Viernes, 12 Enero 2018 17:29

Nací en un pueblo que no era pueblo. En realidad, nunca lo fue, porque ni lo era cuando yo nací, ni lo era cuando se fundó en los albores de 1900, ni lo es ahora, a pesar de los diferentes intentos segregacionistas que ha habido a lo largo de su historia que nunca han llegado a buen término, y a pesar de reunir todas las condiciones que —salvando las distancias y tomándolo de una forma metafórica— marcaba el presidente de los EE UU, Woodrow Wilson (1913-1921), en sus 14 puntos, como indispensables para conseguir el derecho de autodeterminación de los pueblos, y que legitimaron los Estados emergentes que en aquella época iniciaban la nueva Europa.

Está claro que no estamos en 1918, pero ya nos contemplan cien años desde que, hacia el final de la Gran Guerra, el 8 de enero de 1918, el presidente de los Estados Unidos, Woodrow Wilson, hizo una llamada a las naciones europeas en conflicto para que detuvieran el fuego y dieran paso a la reconstrucción del continente.
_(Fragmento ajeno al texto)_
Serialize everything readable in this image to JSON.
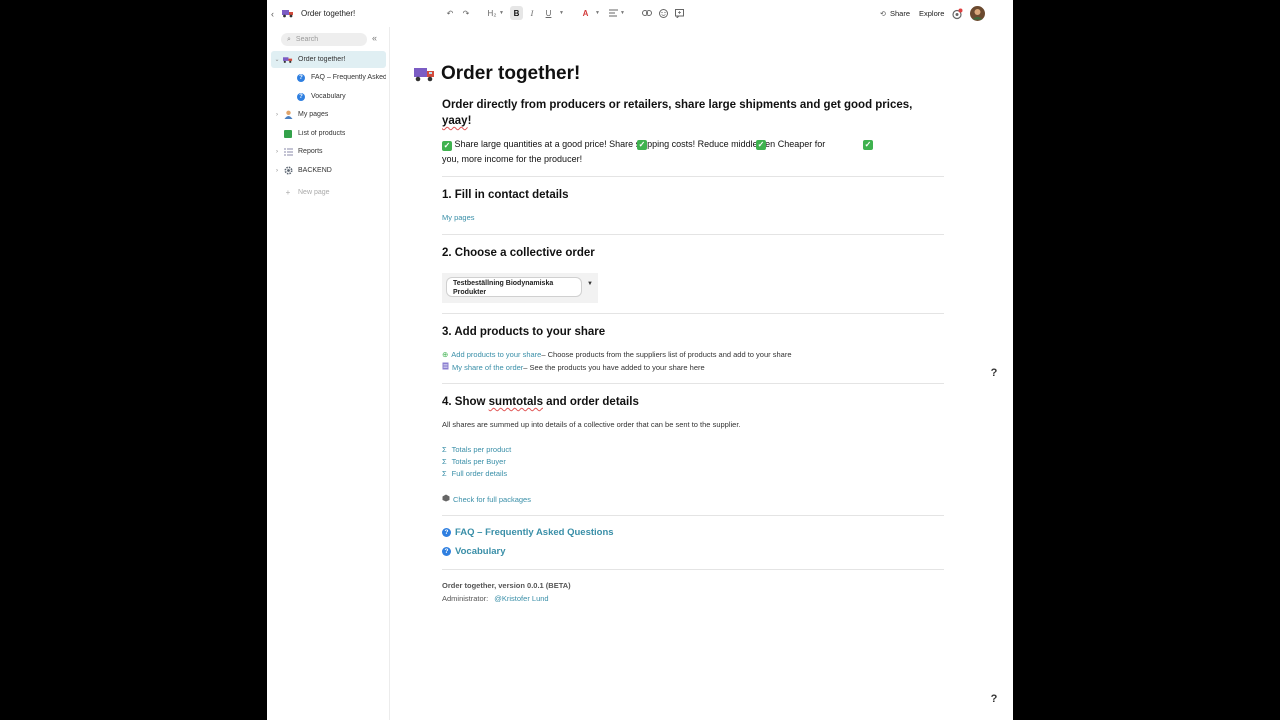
{
  "topbar": {
    "back_icon": "chevron-left-icon",
    "page_title": "Order together!",
    "heading_level": "H₂",
    "bold": "B",
    "italic": "I",
    "underline": "U",
    "font_color": "A",
    "share_label": "Share",
    "explore_label": "Explore"
  },
  "sidebar": {
    "search_placeholder": "Search",
    "items": [
      {
        "label": "Order together!",
        "icon": "truck-icon",
        "selected": true
      },
      {
        "label": "FAQ – Frequently Asked Questions",
        "icon": "question-icon"
      },
      {
        "label": "Vocabulary",
        "icon": "question-icon"
      },
      {
        "label": "My pages",
        "icon": "person-icon"
      },
      {
        "label": "List of products",
        "icon": "green-book-icon"
      },
      {
        "label": "Reports",
        "icon": "list-icon"
      },
      {
        "label": "BACKEND",
        "icon": "gear-icon"
      }
    ],
    "new_page": "New page"
  },
  "main": {
    "title": "Order together!",
    "lead_part1": "Order directly from producers or retailers, share large shipments and get good prices, ",
    "lead_squiggle": "yaay",
    "lead_end": "!",
    "benefits_line1": " Share large quantities at a good price!  Share shipping costs!  Reduce middlemen  Cheaper for",
    "benefits_line2": "you, more income for the producer!",
    "step1_heading": "1. Fill in contact details",
    "step1_link": "My pages",
    "step2_heading": "2. Choose a collective order",
    "step2_dropdown_value_line1": "Testbeställning Biodynamiska",
    "step2_dropdown_value_line2": "Produkter",
    "step3_heading": "3. Add products to your share",
    "step3_link1": "Add products to your share",
    "step3_text1": " – Choose products from the suppliers list of products and add to your share",
    "step3_link2": "My share of the order",
    "step3_text2": " – See the products you have added to your share here",
    "step4_heading_pre": "4. Show ",
    "step4_heading_squiggle": "sumtotals",
    "step4_heading_post": " and order details",
    "step4_desc": "All shares are summed up into details of a collective order that can be sent to the supplier.",
    "sigma": "Σ",
    "step4_links": [
      "Totals per product",
      "Totals per Buyer",
      "Full order details"
    ],
    "packages_link": "Check for full packages",
    "faq_link": "FAQ – Frequently Asked Questions",
    "vocab_link": "Vocabulary",
    "version": "Order together, version 0.0.1 (BETA)",
    "admin_label": "Administrator:",
    "admin_name": "Kristofer Lund"
  },
  "help_label": "?",
  "colors": {
    "accent": "#3a8fa8",
    "check_green": "#3fb24f",
    "question_blue": "#2f7fe0"
  }
}
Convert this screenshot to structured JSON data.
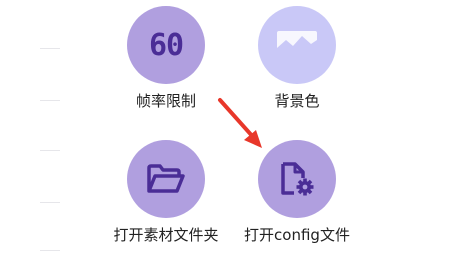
{
  "tiles": [
    {
      "id": "fps-limit",
      "label": "帧率限制",
      "icon": "fps-60-icon",
      "glyph": "60"
    },
    {
      "id": "background-color",
      "label": "背景色",
      "icon": "image-mountain-icon"
    },
    {
      "id": "open-assets-folder",
      "label": "打开素材文件夹",
      "icon": "folder-open-icon"
    },
    {
      "id": "open-config-file",
      "label": "打开config文件",
      "icon": "file-settings-icon"
    }
  ],
  "colors": {
    "tile_dark": "#b09fdf",
    "tile_light": "#c9c8f7",
    "icon_dark": "#4a2d96",
    "icon_light": "#ffffff",
    "arrow": "#e8372a"
  }
}
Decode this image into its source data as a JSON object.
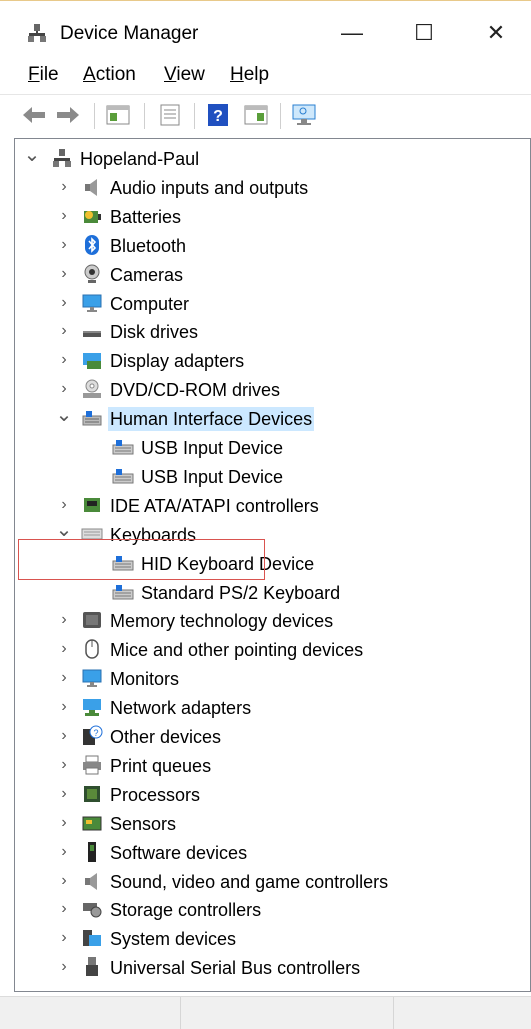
{
  "window": {
    "title": "Device Manager",
    "minimize": "—",
    "maximize": "☐",
    "close": "✕"
  },
  "menu": [
    {
      "u": "F",
      "rest": "ile"
    },
    {
      "u": "A",
      "rest": "ction"
    },
    {
      "u": "V",
      "rest": "iew"
    },
    {
      "u": "H",
      "rest": "elp"
    }
  ],
  "tree": {
    "root": "Hopeland-Paul",
    "items": [
      {
        "label": "Audio inputs and outputs",
        "icon": "speaker-icon"
      },
      {
        "label": "Batteries",
        "icon": "battery-icon"
      },
      {
        "label": "Bluetooth",
        "icon": "bluetooth-icon"
      },
      {
        "label": "Cameras",
        "icon": "camera-icon"
      },
      {
        "label": "Computer",
        "icon": "monitor-icon"
      },
      {
        "label": "Disk drives",
        "icon": "disk-icon"
      },
      {
        "label": "Display adapters",
        "icon": "display-adapter-icon"
      },
      {
        "label": "DVD/CD-ROM drives",
        "icon": "dvd-icon"
      },
      {
        "label": "Human Interface Devices",
        "icon": "hid-icon",
        "expanded": true,
        "selected": true,
        "children": [
          {
            "label": "USB Input Device"
          },
          {
            "label": "USB Input Device"
          }
        ]
      },
      {
        "label": "IDE ATA/ATAPI controllers",
        "icon": "ide-icon"
      },
      {
        "label": "Keyboards",
        "icon": "keyboard-icon",
        "expanded": true,
        "children": [
          {
            "label": "HID Keyboard Device"
          },
          {
            "label": "Standard PS/2 Keyboard"
          }
        ]
      },
      {
        "label": "Memory technology devices",
        "icon": "memory-icon"
      },
      {
        "label": "Mice and other pointing devices",
        "icon": "mouse-icon"
      },
      {
        "label": "Monitors",
        "icon": "monitor-icon"
      },
      {
        "label": "Network adapters",
        "icon": "network-icon"
      },
      {
        "label": "Other devices",
        "icon": "unknown-device-icon"
      },
      {
        "label": "Print queues",
        "icon": "printer-icon"
      },
      {
        "label": "Processors",
        "icon": "cpu-icon"
      },
      {
        "label": "Sensors",
        "icon": "sensor-icon"
      },
      {
        "label": "Software devices",
        "icon": "software-device-icon"
      },
      {
        "label": "Sound, video and game controllers",
        "icon": "speaker-icon"
      },
      {
        "label": "Storage controllers",
        "icon": "storage-icon"
      },
      {
        "label": "System devices",
        "icon": "system-icon"
      },
      {
        "label": "Universal Serial Bus controllers",
        "icon": "usb-icon"
      }
    ]
  },
  "colors": {
    "selection": "#cce8ff",
    "highlight_box": "#d9534f",
    "accent_blue": "#1e90ff"
  }
}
Para esto redactó un discurso, conocido como los «Catorce Puntos», que en realidad sólo era una serie de propuestas que permitirían evaporar el fantasma de la guerra en todo el planeta y la conformación de un nuevo orden mundial.

El discurso fue dado ese 8 de enero de 1918 ante el Congreso de los EE UU. La intención del presidente era presentar unos objetivos para que la «Entente» (pacto firmado en 1907, conformado por la alianza franco-rusa, la Entente Cordiale franco-británica de 1904 y el acuerdo ruso-británico de 1907) permitiese alcanzar la paz y contrarrestar la propaganda pacifista bolchevique. La propuesta de Trotski para negociar una paz inmediata había sido rechazada por la Entente poco antes y ésta deseaba evitar con su propia propuesta el efecto adverso de haber rehusado negociar la paz mientras que los Imperios Centrales habían aceptado.

El presidente basó sus propuestas, recogidas en los 14 Puntos, en las sugerencias presentadas en un informe de la junta informal del Congreso de los EE UU, encargada de preparar la futura conferencia de paz pocos días antes.

Todo esto no tiene nada que ver, está claro, con la situación que atraviesan los dos núcleos de nuestro pueblo, tanto en la actualidad, como en un pasado, pues nunca ha habido una guerra abierta entre ellos. ¿Nunca? ¿No es guerra la enemistad? ¿No es guerra el menosprecio? ¿No es guerra el querer auparse como superior a otro? ¿No es guerra el ningunear a un pueblo o a una gente? ¿No es guerra el querer eliminar la cultura o las señas de identidad? ¿No es guerra el querer barrer su toponimia?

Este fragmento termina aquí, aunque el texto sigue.